Диана положила блокнот и ручку на стол.
— Да, вероятно, я так и говорила. И в целом это правда. Но вы нашли не ту любовь, которую смогли бы сохранить.
— Да что вы?! Просто скажите, что я получила по заслугам! Что я хотела украсть чужого мужа!
— Не мне вас судить…
Джина вскрикнула и откинулась на спинку стула.
— И потом, я не обещала вам чуда. Люди не желают сознавать, что из некоторых ситуаций нет выхода.

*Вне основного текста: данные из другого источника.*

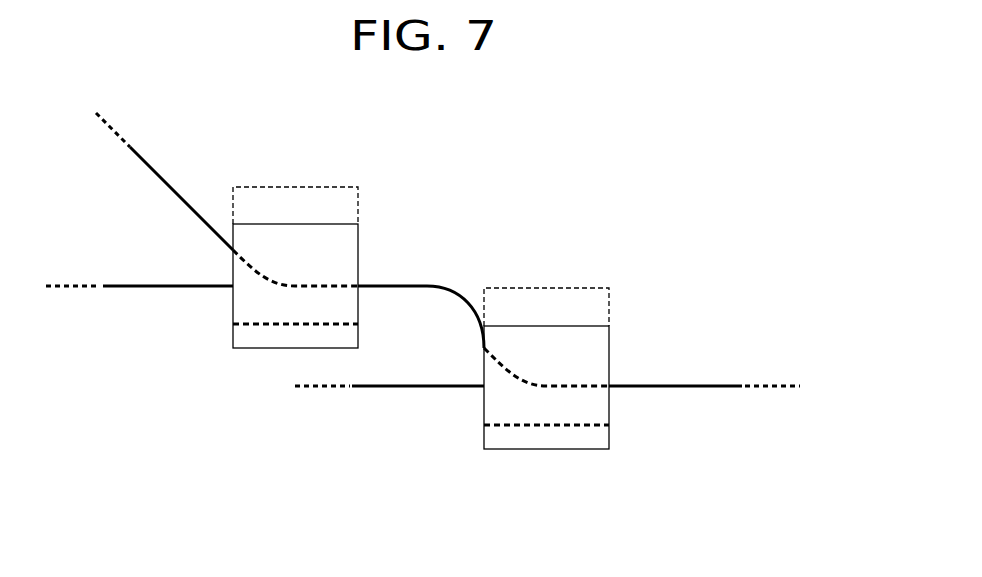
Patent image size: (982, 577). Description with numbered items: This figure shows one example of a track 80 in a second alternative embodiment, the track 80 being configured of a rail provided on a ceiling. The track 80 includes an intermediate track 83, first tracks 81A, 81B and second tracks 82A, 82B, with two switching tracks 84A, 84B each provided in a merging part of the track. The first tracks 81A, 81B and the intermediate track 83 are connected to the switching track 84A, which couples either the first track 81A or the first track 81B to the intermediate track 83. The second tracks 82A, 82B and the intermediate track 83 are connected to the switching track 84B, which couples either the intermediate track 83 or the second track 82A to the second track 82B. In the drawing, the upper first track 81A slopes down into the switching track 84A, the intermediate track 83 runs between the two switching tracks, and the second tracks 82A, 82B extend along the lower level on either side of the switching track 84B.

— Но вы-то мне говорили, что выход есть, что мы можем менять мир, делать его лучше, что у каждого есть силы построить новую жизнь…
— Вот это вряд ли.
— Значит, вы это подразумевали! Что я снова смогу стать счастливым человеком!
— Если вам проще винить меня…
— Да не хочу я вас винить! Просто вы должны отвечать за свои слова и понимать, к чему они порой приводят.
— Я всего лишь стараюсь показать людям, что они не беспомощны, — осторожно ответила Диана. — Что они могут найти счастье и без меня.
— А начинают пусть с поисков любви.
— Нет, я…
— Когда меня любят, я могу любить остальных. Когда я счастлива, то чувствую себя хорошим, достойным человеком. Разве это плохо?